|Friday, 21 September 2012 16:11|
Russia announced Monday that it's been sitting on a huge deposit of diamonds buried under an impact crater in Siberia. And these aren't just any diamonds: they're twice as hard as normal, thanks to their instantaneously violent extraterrestrial origins.
The trillions of carats of diamonds (that's hundreds of thousands of tons) that are located underneath the Popigai crater in Siberia represent 10 times as much raw diamond as the entire world's supply of the diamond reserves all put together. Apparently, the Russians have known about the diamonds for about 40 years, but they've been happy to just keep it a secret and go on selling us all diamonds from other places in Russia instead.
It's no coincidence that this gigantic pile of diamond-laden rock is part of an ancient impact crater. The Popigai crater, which is the seventh largest impact crater on Earth at 62 miles in diameter, was formed about 35 million years ago when an asteroid somewhere between three and five miles in diameter smacked into Siberia. At this particular impact location, the ground had a bunch of graphite in it, which (like diamond) is a form of pure carbon, albeit a form that your fiancee will probably be slightly less thrilled to get from you.
Now, the old fashioned way to transform graphite (or other types of carbon) into diamonds is through the intense temperature and pressure that you find in some spots deep inside the Earth's mantle. This takes a long time and is boring. A more exciting way to make diamonds is to create the same temperatures and pressures via the explosive shockwave that you get when you crash an absurdly large rock into an even larger rock that's packed with carbon. In this case, as the shockwave passes through the ground, all of that carbon gets instantaneously transformed straight into diamonds.
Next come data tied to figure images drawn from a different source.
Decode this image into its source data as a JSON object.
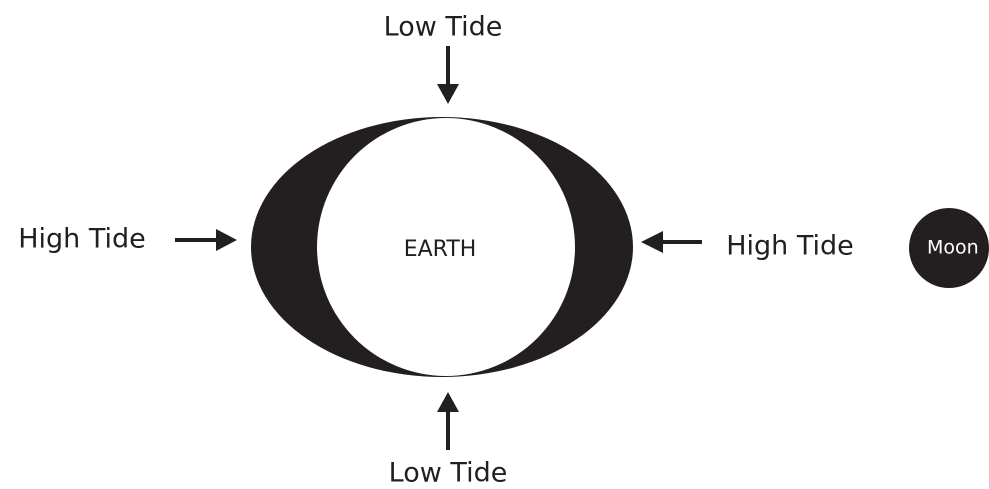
{
  "diagram": {
    "top_label": "Low Tide",
    "bottom_label": "Low Tide",
    "left_label": "High Tide",
    "right_label": "High Tide",
    "earth_label": "EARTH",
    "moon_label": "Moon"
  }
}
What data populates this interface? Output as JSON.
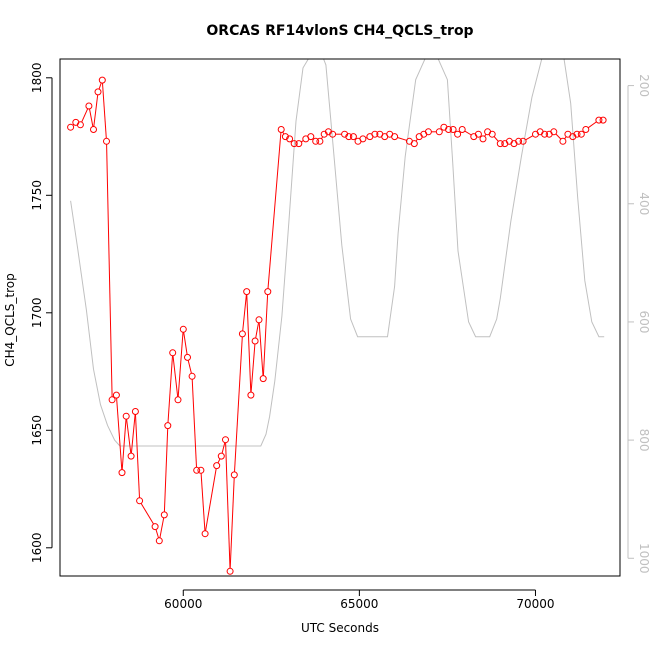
{
  "chart_data": {
    "type": "line",
    "title": "ORCAS RF14vlonS CH4_QCLS_trop",
    "xlabel": "UTC Seconds",
    "ylabel": "CH4_QCLS_trop",
    "xlim": [
      56500,
      72400
    ],
    "ylim": [
      1588,
      1808
    ],
    "y2lim": [
      1030,
      155
    ],
    "y2_reversed": true,
    "grid": false,
    "x_ticks": [
      60000,
      65000,
      70000
    ],
    "y_ticks": [
      1600,
      1650,
      1700,
      1750,
      1800
    ],
    "y2_ticks": [
      200,
      400,
      600,
      800,
      1000
    ],
    "series": [
      {
        "name": "",
        "color": "#ff0000",
        "marker": "open-circle",
        "x": [
          56800,
          56950,
          57080,
          57320,
          57450,
          57580,
          57700,
          57820,
          57980,
          58100,
          58260,
          58380,
          58520,
          58640,
          58760,
          59200,
          59320,
          59460,
          59560,
          59700,
          59850,
          60000,
          60120,
          60250,
          60380,
          60500,
          60620,
          60950,
          61080,
          61200,
          61330,
          61450,
          61680,
          61800,
          61920,
          62040,
          62150,
          62270,
          62400,
          62780,
          62900,
          63020,
          63150,
          63280,
          63480,
          63620,
          63760,
          63880,
          64000,
          64120,
          64240,
          64580,
          64700,
          64830,
          64960,
          65100,
          65300,
          65440,
          65580,
          65720,
          65860,
          66000,
          66420,
          66560,
          66700,
          66830,
          66960,
          67270,
          67400,
          67530,
          67660,
          67790,
          67920,
          68250,
          68380,
          68510,
          68640,
          68770,
          69000,
          69130,
          69260,
          69390,
          69520,
          69650,
          70000,
          70130,
          70260,
          70390,
          70520,
          70780,
          70920,
          71060,
          71180,
          71300,
          71430,
          71800,
          71920
        ],
        "values": [
          1779,
          1781,
          1780,
          1788,
          1778,
          1794,
          1799,
          1773,
          1663,
          1665,
          1632,
          1656,
          1639,
          1658,
          1620,
          1609,
          1603,
          1614,
          1652,
          1683,
          1663,
          1693,
          1681,
          1673,
          1633,
          1633,
          1606,
          1635,
          1639,
          1646,
          1590,
          1631,
          1691,
          1709,
          1665,
          1688,
          1697,
          1672,
          1709,
          1778,
          1775,
          1774,
          1772,
          1772,
          1774,
          1775,
          1773,
          1773,
          1776,
          1777,
          1776,
          1776,
          1775,
          1775,
          1773,
          1774,
          1775,
          1776,
          1776,
          1775,
          1776,
          1775,
          1773,
          1772,
          1775,
          1776,
          1777,
          1777,
          1779,
          1778,
          1778,
          1776,
          1778,
          1775,
          1776,
          1774,
          1777,
          1776,
          1772,
          1772,
          1773,
          1772,
          1773,
          1773,
          1776,
          1777,
          1776,
          1776,
          1777,
          1773,
          1776,
          1775,
          1776,
          1776,
          1778,
          1782,
          1782
        ]
      },
      {
        "name": "",
        "color": "#c0c0c0",
        "axis": "right",
        "x": [
          56800,
          57000,
          57250,
          57450,
          57650,
          57850,
          58050,
          58200,
          58300,
          58500,
          58700,
          59000,
          59500,
          60000,
          60500,
          61000,
          61500,
          62000,
          62200,
          62350,
          62450,
          62600,
          62800,
          63000,
          63200,
          63400,
          63600,
          63800,
          63950,
          64050,
          64250,
          64500,
          64750,
          64950,
          65100,
          65300,
          65600,
          65800,
          66000,
          66100,
          66300,
          66600,
          66900,
          67200,
          67500,
          67650,
          67800,
          68100,
          68300,
          68500,
          68700,
          68900,
          69000,
          69300,
          69600,
          69900,
          70200,
          70400,
          70800,
          71000,
          71200,
          71400,
          71600,
          71800,
          71950
        ],
        "values": [
          395,
          475,
          580,
          680,
          740,
          775,
          800,
          810,
          810,
          810,
          810,
          810,
          810,
          810,
          810,
          810,
          810,
          810,
          810,
          790,
          760,
          700,
          590,
          430,
          260,
          170,
          150,
          150,
          150,
          165,
          300,
          470,
          595,
          625,
          625,
          625,
          625,
          625,
          540,
          450,
          320,
          190,
          150,
          150,
          190,
          330,
          480,
          600,
          625,
          625,
          625,
          595,
          560,
          430,
          320,
          220,
          150,
          150,
          150,
          230,
          390,
          530,
          600,
          625,
          625
        ]
      }
    ]
  }
}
Diamonds that are formed in this manner (called impact diamonds) retain some of the structural properties of the carbon from whence they came. In this case, that graphite structure makes the diamonds twice as hard as a "natural" diamond and unusually abrasive. You won't make jewelry out of impact diamonds, but they're ideal for industrial use in everything from cutting and polishing to making semiconductors.
Since diamonds like this don't exist in bulk anywhere else in the world, Russia is understandably somewhat excited on having a monopoly on enough impact diamonds to supply the rest of the world for (they estimate) the next 3,000 years or so. According to a Russian news agency, "use of these minerals in the manufacturing industry is capable of a technical revolution," but we'll have to wait and see what happens when these diamonds start getting pulled out of the ground by the fistful.